La vecchia aveva voglia di piangere perché si rendeva conto che l’indefinibile e malinconico sorriso in cui era consistito il suo fascino non riusciva più a irraggiarsi sino alla superficie della maschera di gesso applicatale dalla vecchiaia. Poi, di colpo, convinta di non poter più piacere, trovando più spiritoso rassegnarsi, se ne serviva come d’una maschera da teatro per far ridere! Ma quasi tutte le donne non si concedevano tregua nello sforzo di lottare contro l’età, e tendevano lo specchio del loro viso verso la bellezza che s’allontanava come verso un sole al tramonto di cui volessero appassionatamente conservare gli ultimi raggi. Certune, per riuscirci, cercavano di spianarlo, di allargarne la bianca superficie, rinunciando al piccante delle fossette minacciate, alla grazia sbarazzina d’un sorriso condannato e già mezzo disarmato; mentre altre, vedendo la bellezza definitivamente scomparsa e costrette a rifugiarsi nell’espressione, così come si compensa la perdita della voce con l’arte della dizione, si aggrappavano a una smorfia, a una zampa di gallina, a uno sguardo vago, qualche volta a un sorriso che, causa l’incoordinazione di muscoli che non obbedivano più, dava l’impressione che piangessero.
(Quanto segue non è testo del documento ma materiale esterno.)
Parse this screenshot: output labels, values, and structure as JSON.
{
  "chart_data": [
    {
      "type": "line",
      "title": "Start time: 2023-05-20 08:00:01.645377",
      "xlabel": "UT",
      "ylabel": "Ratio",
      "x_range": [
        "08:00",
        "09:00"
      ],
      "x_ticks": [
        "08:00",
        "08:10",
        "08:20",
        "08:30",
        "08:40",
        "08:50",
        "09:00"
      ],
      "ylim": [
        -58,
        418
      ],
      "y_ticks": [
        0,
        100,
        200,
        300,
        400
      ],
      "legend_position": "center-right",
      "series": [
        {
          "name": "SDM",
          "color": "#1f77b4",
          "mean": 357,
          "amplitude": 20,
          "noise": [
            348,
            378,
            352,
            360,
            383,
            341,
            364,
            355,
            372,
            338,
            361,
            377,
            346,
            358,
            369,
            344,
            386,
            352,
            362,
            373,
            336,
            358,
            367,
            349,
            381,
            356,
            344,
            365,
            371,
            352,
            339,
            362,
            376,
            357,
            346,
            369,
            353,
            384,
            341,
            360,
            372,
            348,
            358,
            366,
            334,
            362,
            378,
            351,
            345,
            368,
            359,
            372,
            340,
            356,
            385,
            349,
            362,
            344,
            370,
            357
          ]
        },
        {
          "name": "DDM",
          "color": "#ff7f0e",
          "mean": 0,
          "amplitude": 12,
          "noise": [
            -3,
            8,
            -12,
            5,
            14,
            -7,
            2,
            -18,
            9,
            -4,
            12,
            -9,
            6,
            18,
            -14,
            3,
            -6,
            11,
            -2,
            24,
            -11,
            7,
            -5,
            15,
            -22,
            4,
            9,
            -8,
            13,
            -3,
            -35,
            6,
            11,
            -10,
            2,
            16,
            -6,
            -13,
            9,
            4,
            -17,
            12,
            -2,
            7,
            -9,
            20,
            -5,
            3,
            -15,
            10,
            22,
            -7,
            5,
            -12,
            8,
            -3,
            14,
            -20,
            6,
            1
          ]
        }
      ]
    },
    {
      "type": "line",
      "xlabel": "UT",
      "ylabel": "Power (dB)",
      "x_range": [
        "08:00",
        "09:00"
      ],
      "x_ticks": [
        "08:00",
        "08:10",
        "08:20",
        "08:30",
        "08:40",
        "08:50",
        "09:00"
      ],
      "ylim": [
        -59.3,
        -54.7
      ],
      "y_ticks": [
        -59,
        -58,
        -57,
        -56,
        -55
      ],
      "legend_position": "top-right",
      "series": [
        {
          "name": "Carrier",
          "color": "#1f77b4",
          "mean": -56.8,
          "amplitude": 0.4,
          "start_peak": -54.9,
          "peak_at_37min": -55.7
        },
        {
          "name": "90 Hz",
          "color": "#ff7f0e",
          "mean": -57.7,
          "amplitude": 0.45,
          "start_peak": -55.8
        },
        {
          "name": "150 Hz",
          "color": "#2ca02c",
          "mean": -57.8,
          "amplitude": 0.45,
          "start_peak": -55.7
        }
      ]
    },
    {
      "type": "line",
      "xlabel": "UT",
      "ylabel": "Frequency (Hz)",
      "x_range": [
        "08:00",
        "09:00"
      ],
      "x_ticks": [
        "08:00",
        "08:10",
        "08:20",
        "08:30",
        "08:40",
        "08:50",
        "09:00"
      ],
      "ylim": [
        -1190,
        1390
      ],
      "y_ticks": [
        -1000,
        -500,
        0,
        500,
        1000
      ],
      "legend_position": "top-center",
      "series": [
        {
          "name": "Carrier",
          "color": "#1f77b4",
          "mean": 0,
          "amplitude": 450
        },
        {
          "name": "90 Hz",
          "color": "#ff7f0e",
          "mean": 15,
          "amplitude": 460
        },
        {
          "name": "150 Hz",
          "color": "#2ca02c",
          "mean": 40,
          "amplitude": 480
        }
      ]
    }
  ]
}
Marcel Proust, Il Tempo ritrovato

Traduzione di G. Raboni per i Meridiani Mondadori

E pensavo a quelli che non potevano esserci

E pensavo anche a tutti quelli che non c’erano perché non potevano esserci, per i quali un segretario, cercando di dare l’illusione della loro sopravvivenza, aveva mandato una di quelle lettere di scuse che arrivavano di tanto in tanto alla principessa, a quei malati che stanno morendo da anni, che non si alzano, non si muovono più, e che anche in mezzo alla frivola assiduità di visitatori attratti da una curiosità da turisti o da una fiducia da pellegrini sono simili – gli occhi chiusi, il rosario in mano, il già funebre lenzuolo respinto a metà – a figure scolpite sino allo scheletro dal male in una carne rigida e bianca come il marmo, e giacenti sul loro sepolcro.